Pfizer’s palbociclib gets FDA breakthrough label
Pfizer’s investigational compound palbociclib (PD-0332991), an oral and selective inhibitor of cyclin dependent kinases (CDK) 4 and 6, has received Breakthrough Therapy designation by the FDA for the potential treatment of patients with breast cancer.
The Breakthrough Therapy designation was based on preliminary phase II data in this patient population. Interim data showed that women treated with the combination of palbociclib plus letrozole achieved a statistically significant improvement in median progression free survival (PFS) compared to women who received letrozole alone (26.1 months and 7.5 months, respectively).

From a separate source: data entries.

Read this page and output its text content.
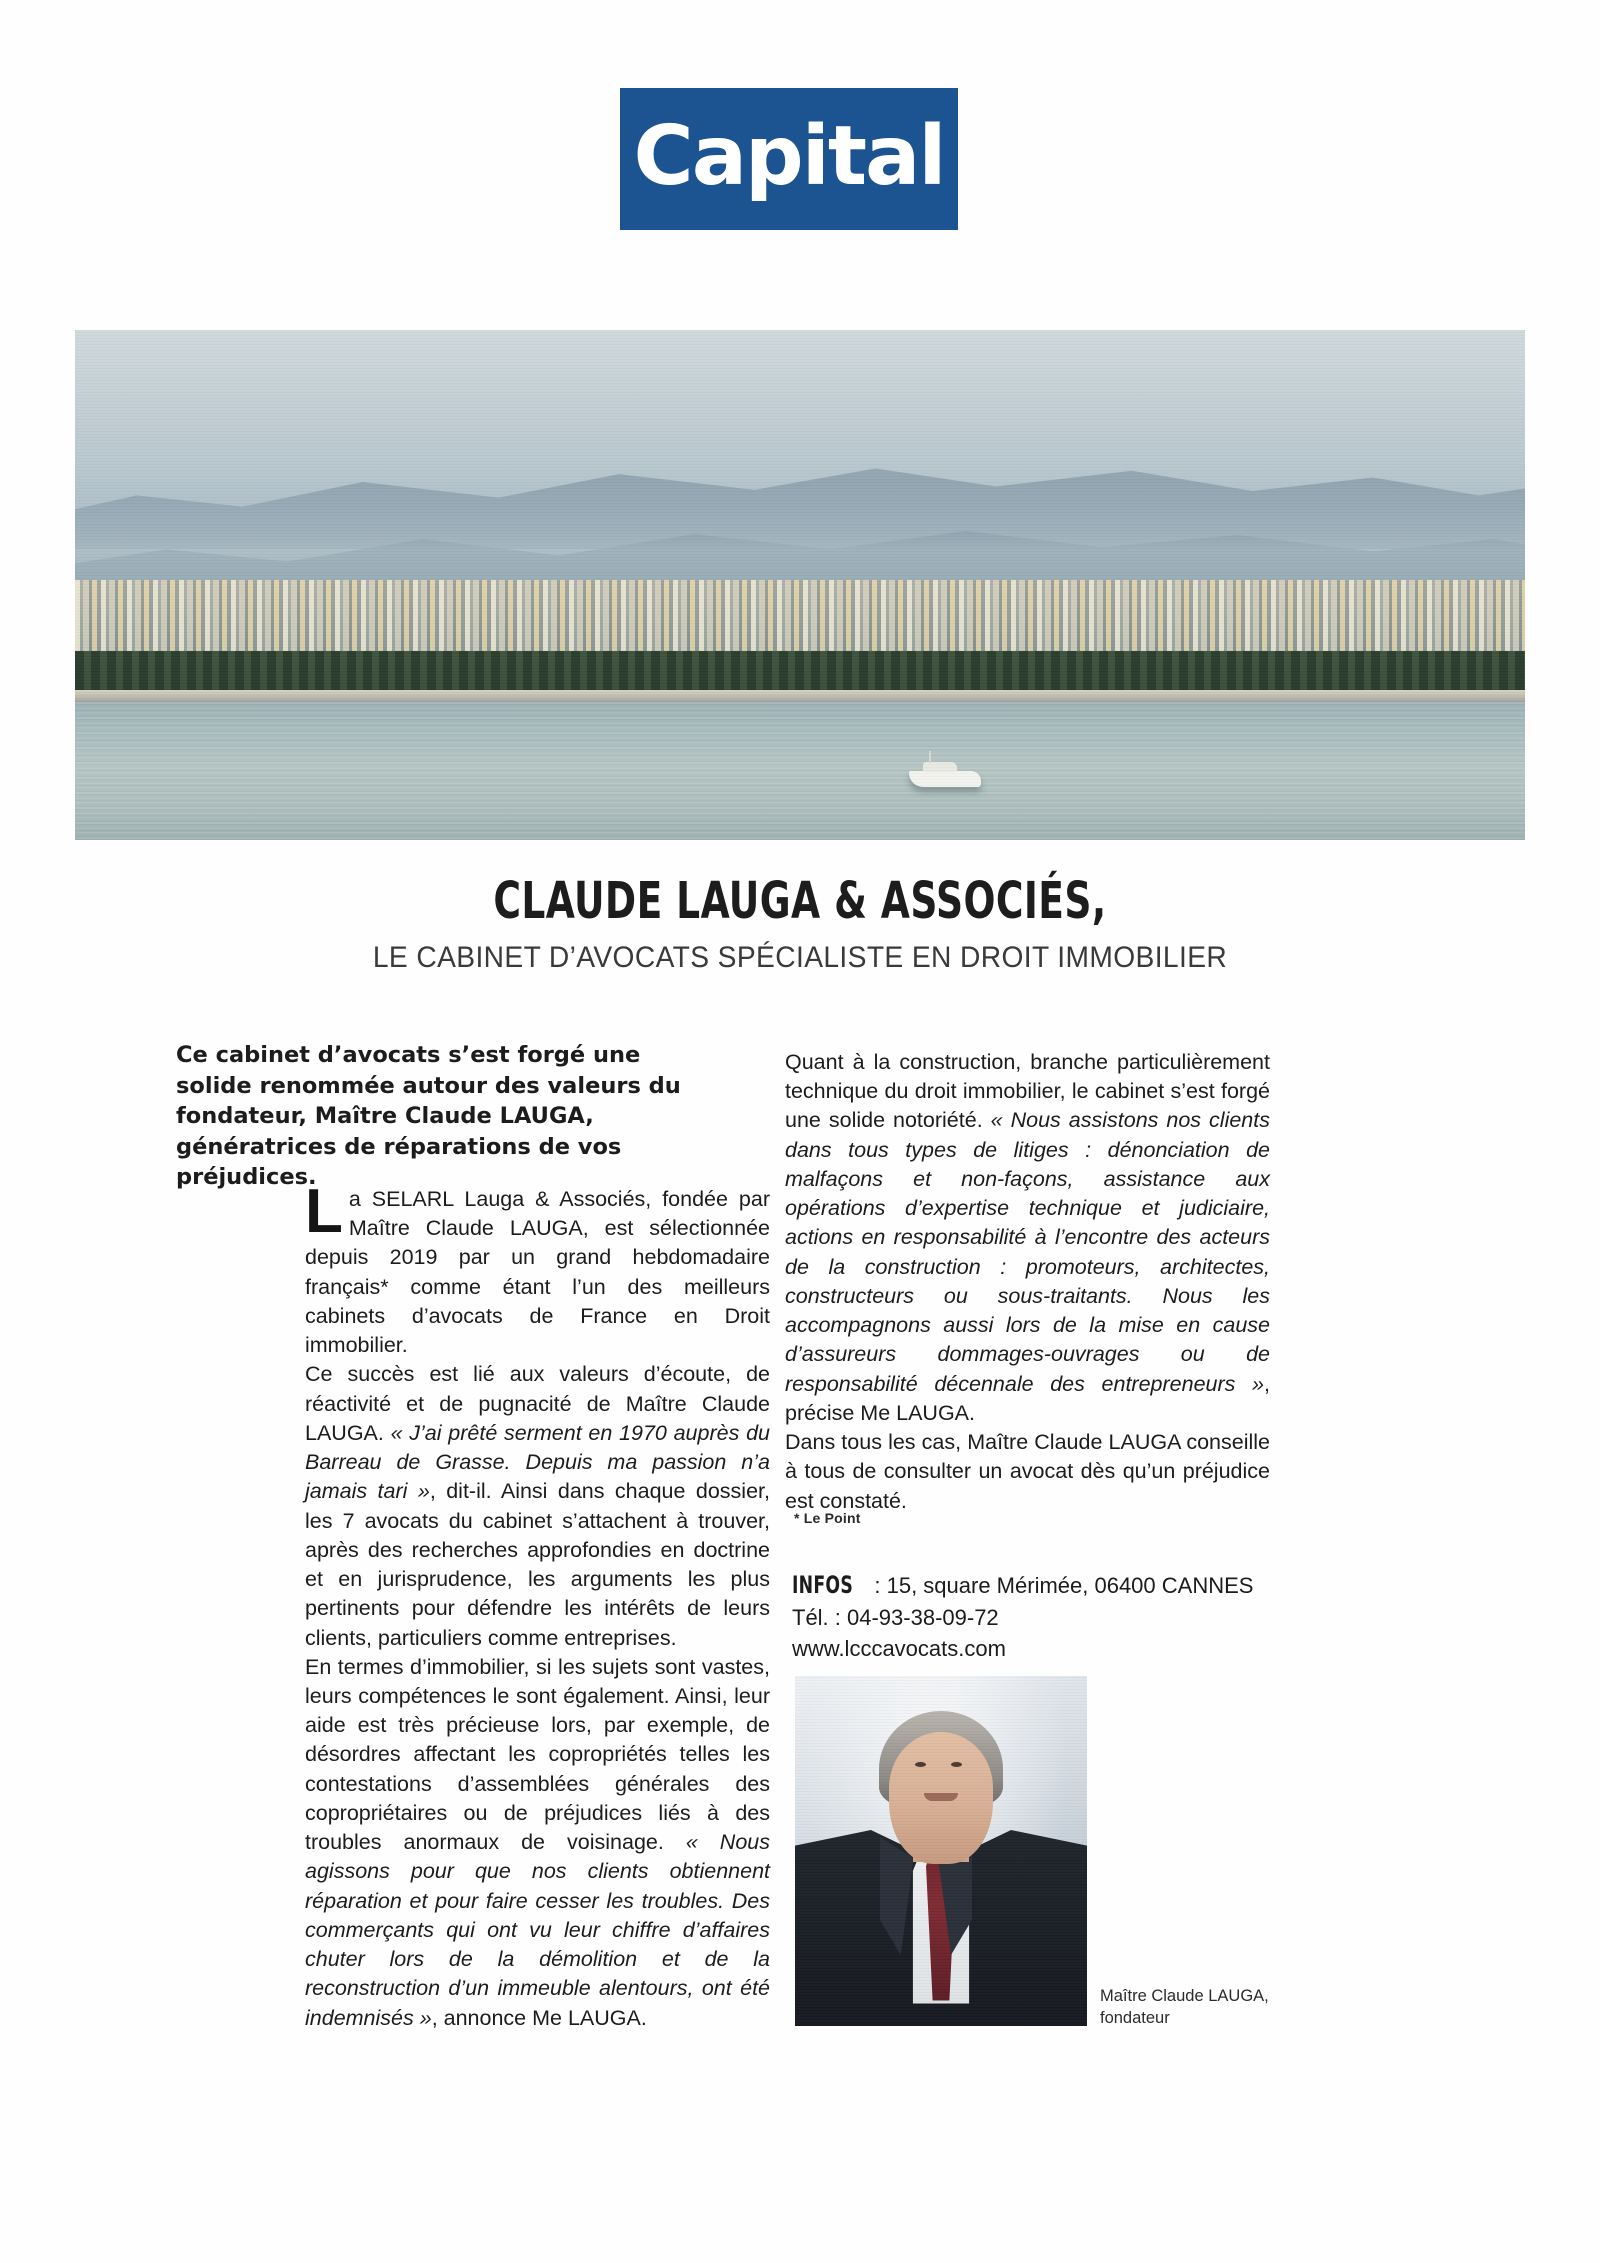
Capital
CLAUDE LAUGA & ASSOCIÉS,
LE CABINET D’AVOCATS SPÉCIALISTE EN DROIT IMMOBILIER
Ce cabinet d’avocats s’est forgé une solide renommée autour des valeurs du fondateur, Maître Claude LAUGA, génératrices de réparations de vos préjudices.

La SELARL Lauga & Associés, fondée par Maître Claude LAUGA, est sélectionnée depuis 2019 par un grand hebdomadaire français* comme étant l’un des meilleurs cabinets d’avocats de France en Droit immobilier.

Ce succès est lié aux valeurs d’écoute, de réactivité et de pugnacité de Maître Claude LAUGA. « J’ai prêté serment en 1970 auprès du Barreau de Grasse. Depuis ma passion n’a jamais tari », dit-il. Ainsi dans chaque dossier, les 7 avocats du cabinet s’attachent à trouver, après des recherches approfondies en doctrine et en jurisprudence, les arguments les plus pertinents pour défendre les intérêts de leurs clients, particuliers comme entreprises.

En termes d’immobilier, si les sujets sont vastes, leurs compétences le sont également. Ainsi, leur aide est très précieuse lors, par exemple, de désordres affectant les copropriétés telles les contestations d’assemblées générales des copropriétaires ou de préjudices liés à des troubles anormaux de voisinage. « Nous agissons pour que nos clients obtiennent réparation et pour faire cesser les troubles. Des commerçants qui ont vu leur chiffre d’affaires chuter lors de la démolition et de la reconstruction d’un immeuble alentours, ont été indemnisés », annonce Me LAUGA.

Quant à la construction, branche particulièrement technique du droit immobilier, le cabinet s’est forgé une solide notoriété. « Nous assistons nos clients dans tous types de litiges : dénonciation de malfaçons et non-façons, assistance aux opérations d’expertise technique et judiciaire, actions en responsabilité à l’encontre des acteurs de la construction : promoteurs, architectes, constructeurs ou sous-traitants. Nous les accompagnons aussi lors de la mise en cause d’assureurs dommages-ouvrages ou de responsabilité décennale des entrepreneurs », précise Me LAUGA.

Dans tous les cas, Maître Claude LAUGA conseille à tous de consulter un avocat dès qu’un préjudice est constaté.

* Le Point
INFOS : 15, square Mérimée, 06400 CANNES
Tél. : 04-93-38-09-72
www.lcccavocats.com
Maître Claude LAUGA,
fondateur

“We appreciate the opportunity that Breakthrough Therapy designation provides to work closely with the FDA on the development of palbociclib,” said Dr. Mace Rothenberg, senior vice president of clinical development and medical affairs for Pfizer’s Oncology business unit. “Palbociclib is one example of Pfizer’s commitment to identifying and translating innovative science into meaningful new treatment options for cancer patients.”
Pfizer will continue to work with the FDA to better understand the implications of Breakthrough Therapy designation on the palbociclib development program and to generate evidence needed to support a potential regulatory submission. The FDA’s requirements for a potential submission have not yet been defined.
Pfizer has initiated a randomized, multi-center, double-blind phase III study (Study 1008) evaluating palbociclib in combination with letrozole versus letrozole alone as a first-line treatment for post-menopausal patients with ER+, HER2- locally advanced or metastatic breast cancer. Study 1008 is currently open and enrolling.